Take the Oilers: to win, they need to get the puck closer to the net — and they can expect to take a few hits to get there. 

The first A is awareness. 

“When I go in there, I got to expect to get hit and be ready for it, but be able to embrace it and do something with it,” said Mumford. 

A hockey player shoots as an opposing player slides in an attempt to block.
By using mindfulness, athletes can continue to mentally reset moment by moment during competition, says psychologist Whitney Sedgwick. (Michael Laughlin/The Associated Press)

Next is acceptance. When you try to avoid or deny an uncomfortable experience — whether it be a cross-check or a cranky toddler — you can’t execute, he said. 

“The acceptance is really challenging … because it’s unpleasant. It hurts. But it’s only by saying yes to it, embracing it, that you can get to the third A.”

Action. In the Oilers’ case, this hopefully means trying to score. 

Assessment, the final step, means looking at what you did and how it worked — and what you could change next time, said Mumford. 

He said he’s used the four As to stay sober for the last 40 years. 

“I have to be able to tolerate the discomfort of changing a behaviour or habit,” Mumford said. 

“When you do that, you actually get desensitized to the anxiety and the fear.”

Playing in the moment

When athletes practice mindfulness in their daily lives, said Sedgwick, they can avoid getting caught up in every thought they have during competition. 

They can instead do very quick, sometimes subconscious assessments of how they feel, including sensations of pain or discomfort — but then continue to stay in the game, she said. 

“It’s this dance between an inner check-in and an outer environmental cue to perform on demand and play in the moment.”

Athletes often struggle with self-judgment during a game, Sedgwick added. 

“The clock is stopped and the athlete might start self-flagellating, right? ‘I should have done X, I could have done Y.'”

Taking a long breath in and out will help bring them back to the moment, she said.

From head to toe

Another tool is a mental body scan, said Shaunna Taylor, a performance counsellor who works with athletes and is an adjunct professor at UBC. 

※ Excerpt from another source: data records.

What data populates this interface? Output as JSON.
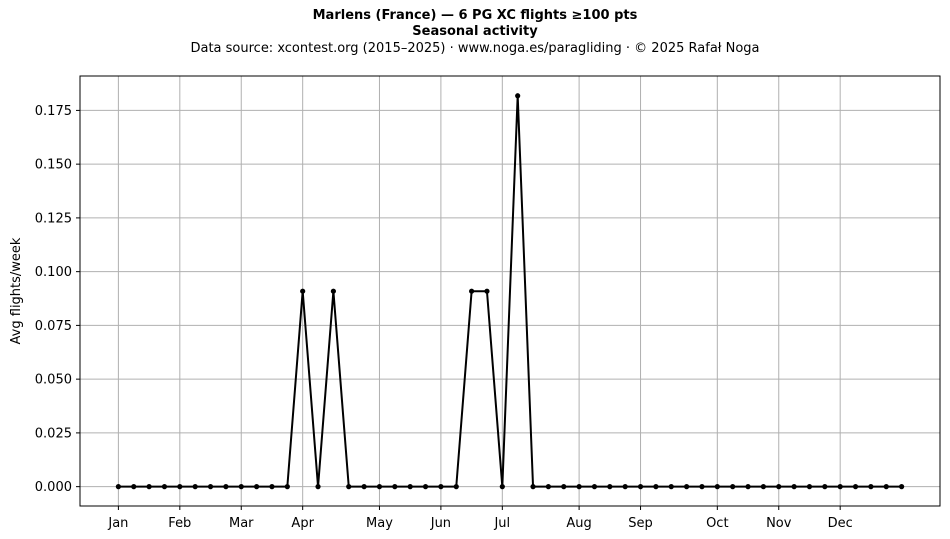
{
  "header": {
    "title": "Marlens (France)  —  6 PG XC flights ≥100 pts",
    "subtitle": "Seasonal activity",
    "source": "Data source: xcontest.org (2015–2025)  ·  www.noga.es/paragliding  ·  © 2025 Rafał Noga"
  },
  "chart_data": {
    "type": "line",
    "title": "Marlens (France)  —  6 PG XC flights ≥100 pts",
    "subtitle": "Seasonal activity",
    "xlabel": "",
    "ylabel": "Avg flights/week",
    "x_unit": "week of year",
    "xlim": [
      -1.5,
      54.5
    ],
    "ylim": [
      -0.009,
      0.191
    ],
    "grid": true,
    "x_ticks": [
      {
        "label": "Jan",
        "week": 1
      },
      {
        "label": "Feb",
        "week": 5
      },
      {
        "label": "Mar",
        "week": 9
      },
      {
        "label": "Apr",
        "week": 13
      },
      {
        "label": "May",
        "week": 18
      },
      {
        "label": "Jun",
        "week": 22
      },
      {
        "label": "Jul",
        "week": 26
      },
      {
        "label": "Aug",
        "week": 31
      },
      {
        "label": "Sep",
        "week": 35
      },
      {
        "label": "Oct",
        "week": 40
      },
      {
        "label": "Nov",
        "week": 44
      },
      {
        "label": "Dec",
        "week": 48
      }
    ],
    "y_ticks": [
      0.0,
      0.025,
      0.05,
      0.075,
      0.1,
      0.125,
      0.15,
      0.175
    ],
    "y_tick_labels": [
      "0.000",
      "0.025",
      "0.050",
      "0.075",
      "0.100",
      "0.125",
      "0.150",
      "0.175"
    ],
    "series": [
      {
        "name": "",
        "color": "#000000",
        "x": [
          1,
          2,
          3,
          4,
          5,
          6,
          7,
          8,
          9,
          10,
          11,
          12,
          13,
          14,
          15,
          16,
          17,
          18,
          19,
          20,
          21,
          22,
          23,
          24,
          25,
          26,
          27,
          28,
          29,
          30,
          31,
          32,
          33,
          34,
          35,
          36,
          37,
          38,
          39,
          40,
          41,
          42,
          43,
          44,
          45,
          46,
          47,
          48,
          49,
          50,
          51,
          52
        ],
        "y": [
          0,
          0,
          0,
          0,
          0,
          0,
          0,
          0,
          0,
          0,
          0,
          0,
          0.0909,
          0,
          0.0909,
          0,
          0,
          0,
          0,
          0,
          0,
          0,
          0,
          0.0909,
          0.0909,
          0,
          0.1818,
          0,
          0,
          0,
          0,
          0,
          0,
          0,
          0,
          0,
          0,
          0,
          0,
          0,
          0,
          0,
          0,
          0,
          0,
          0,
          0,
          0,
          0,
          0,
          0,
          0
        ]
      }
    ]
  }
}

That means mentally scanning each part of your body and observing how it feels, taking note of sensations without judging them. 

Taylor gets both kids and adults to think of themselves as race cars, and a body scan is like checking under the hood. 

“Paying attention to, ‘What’s tight, does something need to feel looser?'” said Taylor. 

“It really enhances their connection with their body.”

Make anything mindful

Observing your external environment is another way to be mindful, said Sedgwick.  

“You could name five things you see in your environment right now that are blue,” she said. 

That takes only a few seconds, but it’s engaging the prefrontal cortex of your brain, which enables you to think more clearly. 

“It’s enough to override, temporarily, that fight, flight or freeze that is going to disrupt performance,” said Sedgwick.  

Even the most routine tasks can become a practice in mindfulness, said Taylor — such as washing the dishes. 

“You’re just feeling the water on your hands, the warmth of it, you’re smelling the soap,” she said. 

“It’s a great way to just set your brain, give your nervous system a break.”